予測市場の事例を提示する書籍の紹介連載、いよいよ最終回。イーライリリーとイノセンティブなど、オープン・イノベーションで名をはせた事例を挙げ、予測市場のリスクヘッジ効果に迫る。同社やGEなどは、DHBR本誌2013年9月号「集合知を活かす技術」特集でも取り上げているように、この分野で非常に有名な例である。
イーライリリーとイノセンティブ
市場を社外に拡大するという考えは、決して新しいものではない。実際、21世紀初頭に製薬会社のイーライリリーがそれを行なっている。イーライリリーは、社内の予測市場を数年間にわたって運営したあと、マサチューセッツ州アンドーヴァーに新興企業イノセンティブ(InnoCentive)を設立した。イーライリリーの元上級科学研究員のアルフェアス・ビンガムが経営するイノセンティブ社は、社外の問題解決者との協力を築くために設立された。

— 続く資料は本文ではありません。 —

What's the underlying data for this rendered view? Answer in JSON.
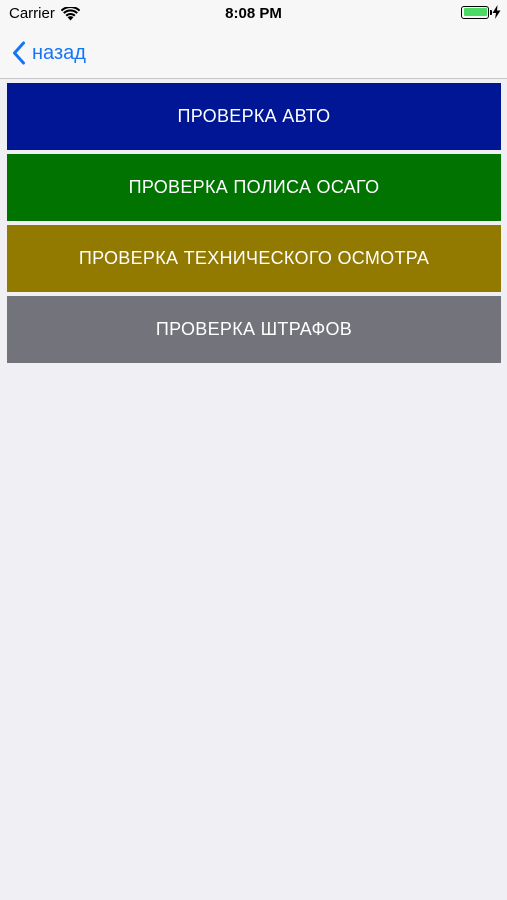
{
  "status_bar": {
    "carrier": "Carrier",
    "time": "8:08 PM",
    "battery_level": 1.0,
    "battery_color": "#4cd964"
  },
  "nav": {
    "back_label": "назад",
    "back_color": "#1476f5"
  },
  "menu": {
    "items": [
      {
        "label": "ПРОВЕРКА АВТО",
        "color": "#001694"
      },
      {
        "label": "ПРОВЕРКА ПОЛИСА ОСАГО",
        "color": "#017301"
      },
      {
        "label": "ПРОВЕРКА ТЕХНИЧЕСКОГО ОСМОТРА",
        "color": "#927a01"
      },
      {
        "label": "ПРОВЕРКА ШТРАФОВ",
        "color": "#73737b"
      }
    ]
  },
  "icons": {
    "wifi": "wifi-icon",
    "battery": "battery-icon",
    "charging": "bolt-icon",
    "back": "chevron-left-icon"
  }
}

イーライリリー社内の予測市場は、50人ものプロダクト・マネジャー、化学者、生物学者からなり、さまざまな結果の予測に用いられていた。たとえば、数百万ドルのコストがかかる食品医薬品局の審査プロセスで、新薬の申請が却下されるか? 投資家は、6種類の薬剤の分子構成、試験計画書、毒性試験報告書の結果を伝えられ、当局の承認が下りる可能性のもっとも高い3つの薬剤を予測する市場で、株式の取引を行なった。
その結果、承認される3つの薬剤を正確に予測できただけでなく、最終試験に数千万ドルを費やさずに中止すべきだった薬剤も言い当てた。取引データのおかげで、ほかの予測手法ではわからなかったさまざまな意見が明らかになった。薬剤の株価が80ドルということは、60ドルの薬よりも信頼が高いことを意味する。

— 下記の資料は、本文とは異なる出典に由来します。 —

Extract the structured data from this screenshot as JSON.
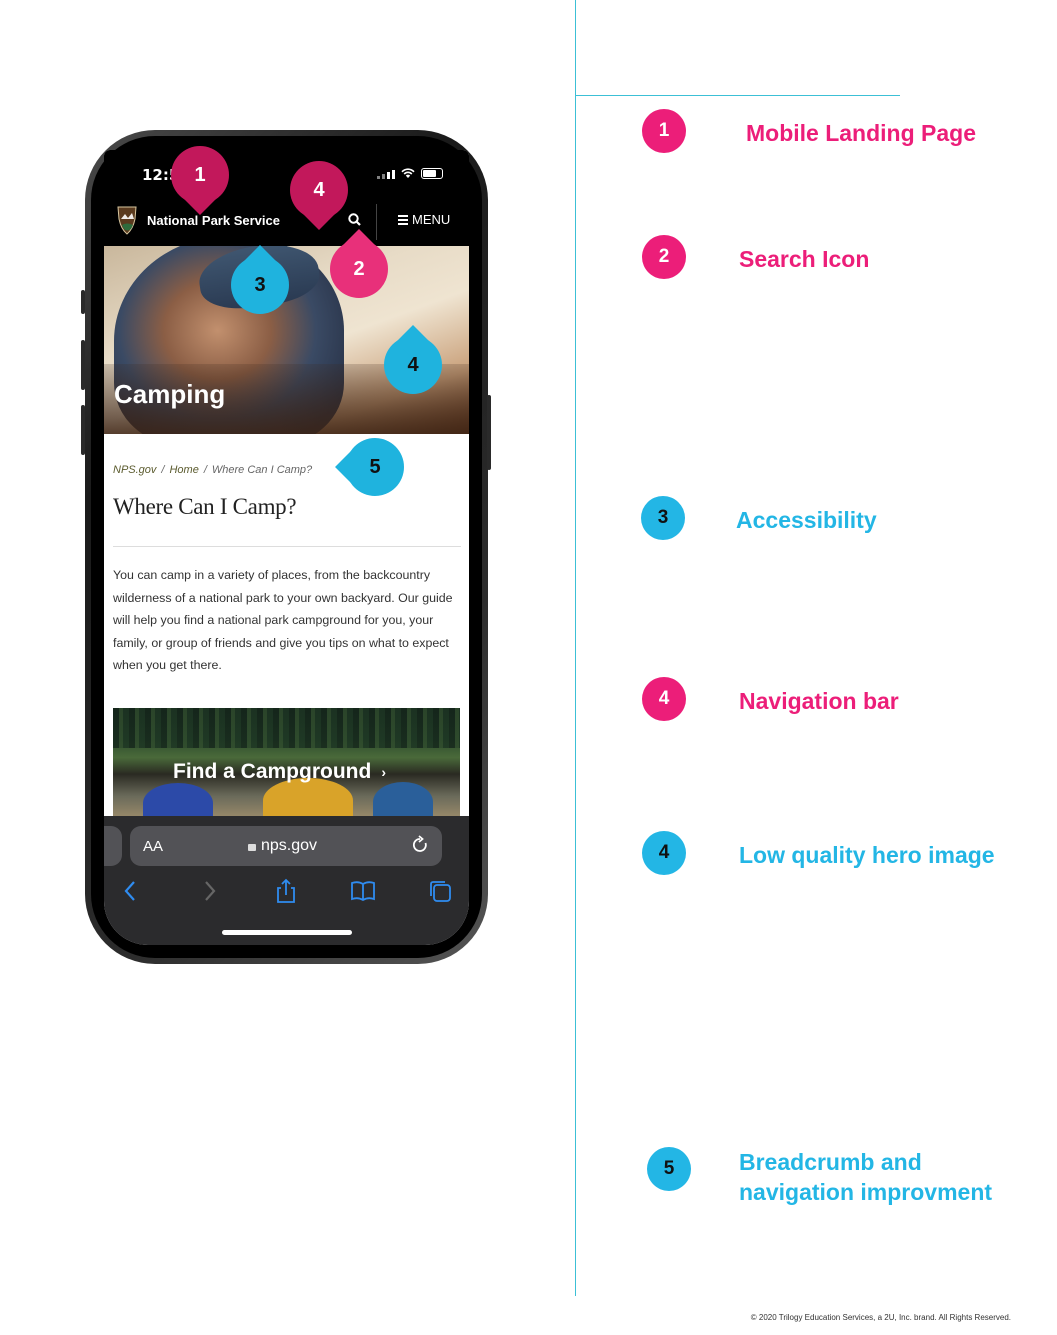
{
  "phone": {
    "status_time": "12:50",
    "site_brand": "National Park Service",
    "menu_label": "MENU",
    "hero_title": "Camping",
    "breadcrumb": [
      "NPS.gov",
      "Home",
      "Where Can I Camp?"
    ],
    "breadcrumb_sep": "/",
    "page_title": "Where Can I Camp?",
    "body_text": "You can camp in a variety of places, from the backcountry wilderness of a national park to your own backyard. Our guide will help you find a national park campground for you, your family, or group of friends and give you tips on what to expect when you get there.",
    "card_label": "Find a Campground",
    "card_chevron": "›",
    "address_aa": "AA",
    "address_url": "nps.gov"
  },
  "markers": [
    {
      "number": "1",
      "color": "#c2185b"
    },
    {
      "number": "4",
      "color": "#c2185b"
    },
    {
      "number": "2",
      "color": "#e8307a"
    },
    {
      "number": "3",
      "color": "#1fb3de"
    },
    {
      "number": "4",
      "color": "#1fb3de"
    },
    {
      "number": "5",
      "color": "#1fb3de"
    }
  ],
  "legend": [
    {
      "number": "1",
      "label": "Mobile Landing Page",
      "color": "pink"
    },
    {
      "number": "2",
      "label": "Search Icon",
      "color": "pink"
    },
    {
      "number": "3",
      "label": "Accessibility",
      "color": "blue"
    },
    {
      "number": "4",
      "label": "Navigation bar",
      "color": "pink"
    },
    {
      "number": "4",
      "label": "Low quality hero image",
      "color": "blue"
    },
    {
      "number": "5",
      "label_line1": "Breadcrumb and",
      "label_line2": "navigation  improvment",
      "color": "blue"
    }
  ],
  "footer": "© 2020 Trilogy Education Services, a 2U, Inc. brand. All Rights Reserved.",
  "colors": {
    "pink": "#ec1e79",
    "blue": "#23b6e5",
    "divider": "#3cc0d6"
  }
}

これこそ、社内の予測市場の大きな問題だった。イーライリリーは、薬剤を開発した科学者や、動物やヒトの試験を担当する研究者が、薬剤の承認の可否について直感的にかなり理解していることを知っていた。しかし、研究者の側には、それをわざわざ人に伝えたり、首を突っ込んだりする理由がなかった。彼らは、イーライリリーのピラミッド構造の中で黙々と自分の研究業務をこなし、上に薬剤をバトンタッチすればいい。当局の承認が下りなくても、それは自分の責任ではない。
イーライリリーのいちばんの問題は、矛盾する結果にどう対処するかというものだった。これはライト・ソリューションズの企業文化にはない問題だった。段階を経た科学承認プロセスと社内の市場で別々の結論が出た場合、会社はどちらを取ればよいのか? 科学者たちに、プロジェクト・マネジャーや化学者の多様な集団の方が賢いと納得してもらうには? ライト・ソリューションズではこのような問題は起こりえない──市場の方が賢いという前提があるからだ。

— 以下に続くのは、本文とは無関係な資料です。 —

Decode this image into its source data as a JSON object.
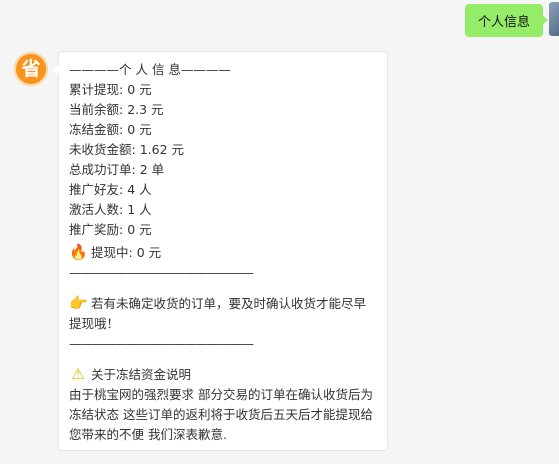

イーライリリーは、社内の予測市場にはふさわしくないフォローアップの問題を抱えていた。そこで、新興企業のイノセンティブに問題を委ねることにした。イノセンティブは、国内外の新しいがん治療法のフェーズⅠとフェーズⅡの臨床試験を行なう効率的な方法を探していた。最良の情報を提供したのは、規制当局の承認プロセスに携わっていた科学者たちだった。彼らには豊富なアイデアがあったが、それまではアイデアを表明する機会がなかったのだ。